The Road Accident Fund (the RAF) paid out a whopping R28bn, according to its annual report for 2015. But just where is all this money coming from?
The RAF is a government organisation that is responsible for providing appropriate cover to all road users within the borders of South Africa; rehabilitating and compensating persons injured as a result of motor vehicles and promoting the safe use of all roads.
The vast majority of RAF’s revenue comes from a levy on petrol prices.
That means that every time you buy a litre of petrol, you give R1.54 cents per litre (for the year 2015-2016) of petrol to the RAF.
This fuel levy works out to about R2 864 each year or around R239 each month for an average driver with a Polo Vivo, according to Carinfo.co.za, a website that offers information about the car industry, including reviews and free online car insurance quotes.
"Just for ‘fun’, let’s go deeper down the rabbit hole: so for 10 years, you’ll be paying, give or take, R28 000, and for 50 years (which is the average period that we’re on the road), you’ll have paid R140 000! And these figures don’t even take into account the damages caused to public property which is ultimately paid from the taxes you pay."
Carinfo.co.za goes on to state that it is possible to do away with the RAF by introducing a compulsory insurance for all car drivers.
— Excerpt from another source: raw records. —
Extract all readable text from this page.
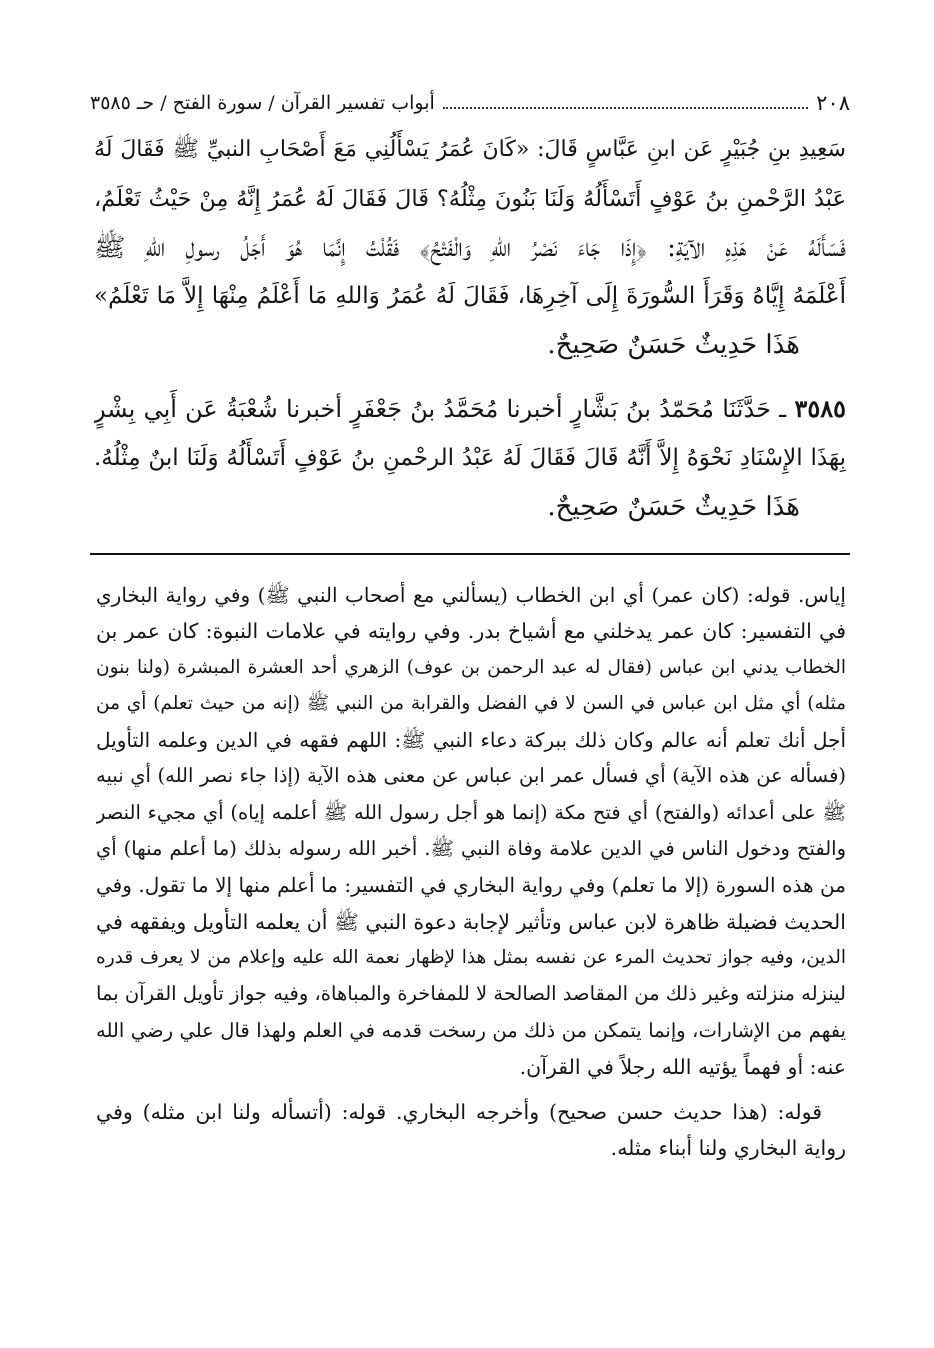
٢٠٨
أبواب تفسير القرآن / سورة الفتح / حـ ٣٥٨٥

سَعِيدِ بنِ جُبَيْرٍ عَن ابنِ عَبَّاسٍ قَالَ: «كَانَ عُمَرُ يَسْأَلُنِي مَعَ أَصْحَابِ النبيِّ ﷺ فَقَالَ لَهُ
عَبْدُ الرَّحْمنِ بنُ عَوْفٍ أَتَسْأَلُهُ وَلَنَا بَنُونَ مِثْلُهُ؟ قَالَ فَقَالَ لَهُ عُمَرُ إِنَّهُ مِنْ حَيْثُ تَعْلَمُ،
فَسَأَلَهُ عَنْ هَذِهِ الآيَةِ: ﴿إِذَا جَاءَ نَصْرُ اللهِ وَالْفَتْحُ﴾ فَقُلْتُ إِنَّمَا هُوَ أَجَلُ رسولِ اللهِ ﷺ
أَعْلَمَهُ إِيَّاهُ وَقَرَأَ السُّورَةَ إِلَى آخِرِهَا، فَقَالَ لَهُ عُمَرُ وَاللهِ مَا أَعْلَمُ مِنْهَا إِلاَّ مَا تَعْلَمُ»
هَذَا حَدِيثٌ حَسَنٌ صَحِيحٌ.

٣٥٨٥ ـ حَدَّثَنَا مُحَمّدُ بنُ بَشَّارٍ أخبرنا مُحَمَّدُ بنُ جَعْفَرٍ أخبرنا شُعْبَةُ عَن أَبِي بِشْرٍ
بِهَذَا الإِسْنَادِ نَحْوَهُ إِلاَّ أَنَّهُ قَالَ فَقَالَ لَهُ عَبْدُ الرحْمنِ بنُ عَوْفٍ أَتَسْأَلُهُ وَلَنَا ابنٌ مِثْلُهُ.
هَذَا حَدِيثٌ حَسَنٌ صَحِيحٌ.

إياس. قوله: (كان عمر) أي ابن الخطاب (يسألني مع أصحاب النبي ﷺ) وفي رواية البخاري
في التفسير: كان عمر يدخلني مع أشياخ بدر. وفي روايته في علامات النبوة: كان عمر بن
الخطاب يدني ابن عباس (فقال له عبد الرحمن بن عوف) الزهري أحد العشرة المبشرة (ولنا بنون
مثله) أي مثل ابن عباس في السن لا في الفضل والقرابة من النبي ﷺ (إنه من حيث تعلم) أي من
أجل أنك تعلم أنه عالم وكان ذلك ببركة دعاء النبي ﷺ: اللهم فقهه في الدين وعلمه التأويل
(فسأله عن هذه الآية) أي فسأل عمر ابن عباس عن معنى هذه الآية (إذا جاء نصر الله) أي نبيه
ﷺ على أعدائه (والفتح) أي فتح مكة (إنما هو أجل رسول الله ﷺ أعلمه إياه) أي مجيء النصر
والفتح ودخول الناس في الدين علامة وفاة النبي ﷺ. أخبر الله رسوله بذلك (ما أعلم منها) أي
من هذه السورة (إلا ما تعلم) وفي رواية البخاري في التفسير: ما أعلم منها إلا ما تقول. وفي
الحديث فضيلة ظاهرة لابن عباس وتأثير لإجابة دعوة النبي ﷺ أن يعلمه التأويل ويفقهه في
الدين، وفيه جواز تحديث المرء عن نفسه بمثل هذا لإظهار نعمة الله عليه وإعلام من لا يعرف قدره
لينزله منزلته وغير ذلك من المقاصد الصالحة لا للمفاخرة والمباهاة، وفيه جواز تأويل القرآن بما
يفهم من الإشارات، وإنما يتمكن من ذلك من رسخت قدمه في العلم ولهذا قال علي رضي الله
عنه: أو فهماً يؤتيه الله رجلاً في القرآن.

قوله: (هذا حديث حسن صحيح) وأخرجه البخاري. قوله: (أتسأله ولنا ابن مثله) وفي
رواية البخاري ولنا أبناء مثله.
"In effect, the Road Accident Fund acts as a sort of public insurance company, or social security, and the introduction of required car insurance could mean that private companies (i.e. the insurers) could pay compensation for injuries rather than you, the tax payer (and petrol buyer) paying for them."
Read the full article on Carinfo.co.za
Meanwhile, the government is mulling over scrapping the RAF with a planned new Road Accident Benefit Scheme (RABS).
It intends to do away with the current fault-based system so any road accident victim will stand to receive compensation. There would no longer be payments for general damages and lump sum payments. This will be replaced with monthly payments, which would cease when the beneficiary is successfully rehabilitated.
The draft bill is at the National Economic Development and Labour Council ahead of it being referred to the Cabinet for approval to table it in Parliament.